Die Überlebenden kamen aus Argentinien angereist, aus Kanada, Israel,
England und den USA: Renate Bechar, als Kind des Direktors Kurt Crohn im
Waisenhaus aufgewachsen, außerdem Leslie Baruch Brent, Alex Deutsch, Ernst
Herbert Farr-Freytag, Günther Goldbarth, Bert Lewyn, Ernst Loewenberg und
Salomon Mueller. Heute beherbergt das stattliche Gebäude eine private
Grundschule sowie die kommunale Bibliothek und bietet im wunderschönen
ehemaligen Betsaal im 2. Stock Raum für kulturelle Aktivitäten. Ende des 19.

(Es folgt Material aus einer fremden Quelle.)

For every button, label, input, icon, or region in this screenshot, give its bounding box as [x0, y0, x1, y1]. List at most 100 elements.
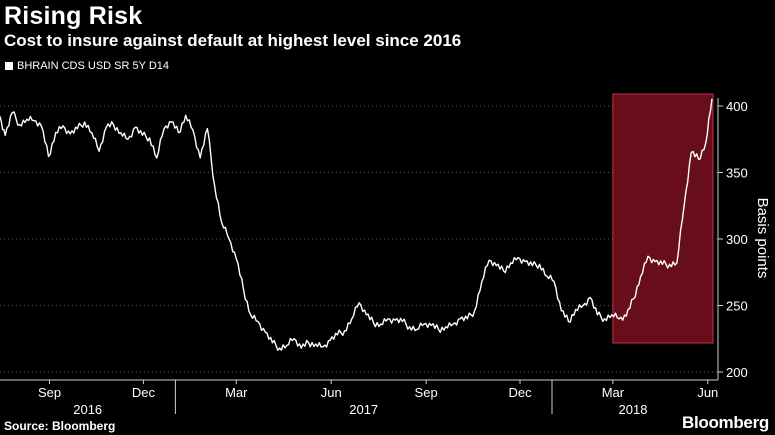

Jahrhunderts als Heim für elternlose Kinder gegründet, die vor russischen
Pogromen aus der Grenzstadt Brody geflüchtet waren, hat das jüdische
Waisenhaus eine lange Geschichte. Welche Schicksale jene Kinder erlitten,
die dort bis zur Liquidierung des Waisenhauses durch die Nazis im Jahr 1940
gelebt hatten, wird von den anwesenden ehemaligen Zöglingen in
eindringlicher und sehr bewegender Weise geschildert, von Geborgenheit und
Zuflucht bis hin zu Vertreibung und Tod ihrer Mitschüler und Lehrer sprechen
die Erinnerungen. Ihre persönlichen Schicksale im Waisenhaus haben sie in
einem Buch festgehalten. Peter Alexis Albrecht, Vorsitzender der heutigen
Eigentümerin des ehemaligen Waisenhauses, der Cajewitz Stiftung, Inge
Lammel und Leslie Baruch Brent gaben diese Dokumentation heraus. Das Datum
der Buchvorstellung, der 9. November 2008, war dem Gedenken an die Pogrome
vor 70 Jahren gewidmet. Vor der Präsentation des Buches fand im ehemaligen
Betsaal des Waisenhauses eine Feierstunde statt. Hochrangige
Persönlichkeiten waren anwesend, unter ihnen der Vizepräsident des deutschen
Bundestages Wolfgang Thierse, die Vorsitzende der Aktion Sühnezeichen
Pfarrerin Ruth Misselwitz, der Bürgermeister von Pankow Matthias Köhne, und
Inge Lammel, die die Geschichte der jüdischen Gemeinde in Pankow und des
Waisenhauses mehrfach akribisch aufgezeichnet hat. Frau Lammel beschrieb in
ihrer Rede eindringlich die zerstörerische Chronologie der Novemberpogrome,
von den Nazis verharmlosend als „Reichskristallnacht" bezeichnet: „Die
Pogrome, in deren Gefolge 20.000 jüdische Menschen inhaftiert und in die KZs
Dachau, Buchenwald und Sachsenhausen verbracht wurden, bleiben ein
unauslöschlicher Schandfleck der deutschen Geschichte. 2.000 Menschen wurden
ermordet, sämtliche Synagogen in Schutt und Asche gelegt, und die
Bevölkerung sah zu." Mit dem untätigen Zusehen der Bevölkerung befasste sich
auch Wolfgang Thierse: „ Die unfassbaren Novemberpogrome konnten geschehen,
weil niemand dagegen einschritt. Unmenschlichkeit und Unrecht waren kein
Phänomen irgendwo, weit weg, sondern es geschah mitten unter uns." Über die
Schuld der christlichen Kirchen sprach Pfarrerin Ruth Misselwitz, für die
Auschwitz als Synonym für den Holocaust das Kainsmal der christlichen
Kirchen darstellt. „Keiner hat damals die Frage gestellt: Kain, wo ist Dein
Bruder Abel? Waren denn alle blind und taub?"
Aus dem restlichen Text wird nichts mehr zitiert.